Nayanika Mookherjee is a Professor in the Anthropology department in Durham University. In June 2014 she was invited to the international summit End Sexual Violence in Conflict and in October 2014 she was awarded the Mahatma Gandhi Pravasi Samman (for overseas Indians) award at the House of Lords for her social anthropological work on gendered violence during wars. She has published extensively on anthropology of violence, ethics and aesthetics. Her book: The Spectral Wound: Sexual Violence, Public Memories and the Bangladesh War (2015, Duke University Press, Foreword by Prof. Veena Das; 2016 Delhi: Zubaan) was among the top two books shortlisted for the BBC’s Thinking Allowed and Best Ethnography Award. She has also been invited as an expert on panel discussions related to sexual violence during wars on Al Jazeera. Other publications include co-editing (with Christopher Pinney, 2011) the JRAI (Journal of Royal Anthropological Institute) Special Issue: ‘The Aesthetics of Nation’; the JHS (Journal of Historical Sociology) 2013 Special Issue: ‘The Self in South Asia’; the 2015 Journal of Material Culture Special Issue (Aesthetics, Politics, Conflict). Funded by the Leverhulme Foundation (2009-2011) and a one-month scholarly residency fellowship in the Rockefeller Foundation in Bellagio, she is completing her book: ‘Arts of Reconciliation’ (contracted with the Cultural Memory in the Present Series, Stanford University Press). As a British Academy mid-career fellow (2013-2014) she has been carrying out new research on transnational adoption.
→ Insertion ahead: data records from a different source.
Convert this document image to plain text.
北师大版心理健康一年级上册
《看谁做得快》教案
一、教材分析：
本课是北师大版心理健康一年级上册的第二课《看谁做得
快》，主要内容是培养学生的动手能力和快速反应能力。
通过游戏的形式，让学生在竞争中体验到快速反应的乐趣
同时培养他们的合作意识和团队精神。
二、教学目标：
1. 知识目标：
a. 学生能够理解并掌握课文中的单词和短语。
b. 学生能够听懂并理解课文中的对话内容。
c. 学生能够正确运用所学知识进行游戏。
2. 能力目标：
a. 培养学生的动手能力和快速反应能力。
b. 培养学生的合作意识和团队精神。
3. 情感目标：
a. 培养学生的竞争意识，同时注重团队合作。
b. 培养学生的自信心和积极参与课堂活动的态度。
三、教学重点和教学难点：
She was a member of the executive committee and the ethics officer of the Association of Social Anthropologists of Britain and the Commonwealth (ASA) and updated the ASA ethics code in 2011. She has been a member of the ESRC and AHRC Peer Review Colleges. She is currently a member of the ESRC Grant Assessment Panel and Ethics committee of the World Council of Anthropological Associations. Nayanika joined Durham University in 2011. Before that she was in the Sociology department in Lancaster University. She did her BA (Hons) in Presidency College, Calcutta, India; her MA in Jawaharlal Nehru University, New Delhi, India; and PhD in Social Anthropology (Felix scholar) from School of Oriental and African Studies – SOAS, University of London.

Noktaarts

Noktaarts is a publisher based in Dhaka, Bangladesh specialising in publishing various books of visual art.

Najmunnahar Keya

Najmunnahar Keya is a freelance artist based in Dhaka, Bangladesh. She completed her MFA from the Tokyo University of Arts and the Faculty of Fine Art in the University of Dhaka, Bangladesh. In her work she draws on her past memory as well as contemporary times. She is curious about human behaviour and society. Besides drawing and painting she has also been experimenting with different materials and mediums such as video, 2d, animation, print making etc. She exhibited her work in Bangladesh, India, Nepal, Japan, Netherlands, Poland, France and other countries. Najmul participated in an artist- in-residency programme in Nepal and South Korea. Najmul also received a fellowship from the Aminul Islam Trust in 2006 and 2007. She won the Grand Award in Young Painter’s Exhibition in 2010 organised by Berger Paints Bangladesh Limited. She is working with the Britto Arts Trust since 2008 which is the first non-profit artist run organisation in Bangladesh. She has received numerous awards: Japanese Government scholarship (2012), Charles Wallace Professional Visit Fellowship in UK and Honourable Mention Award in the 18th Asian Art Biennale (both in 2018).

 

Research Initiatives Bangladesh

Research Initiatives Bangladesh (RIB’s) approach has been to involve participatory processes from the very design and conception of the research proposal, through the implementation phase to its final presentation, validation and follow up by the researchers and/or community being researched. Its Executive Director is Dr. Meghna Guhathakurta. Hinged on Participatory Action Research (or gonogobeshona as it has come to be called in Bangla), it has been promoting processes of collective self-enquiry, self-determination and capacity building, and is able to reach out to many marginalized communities.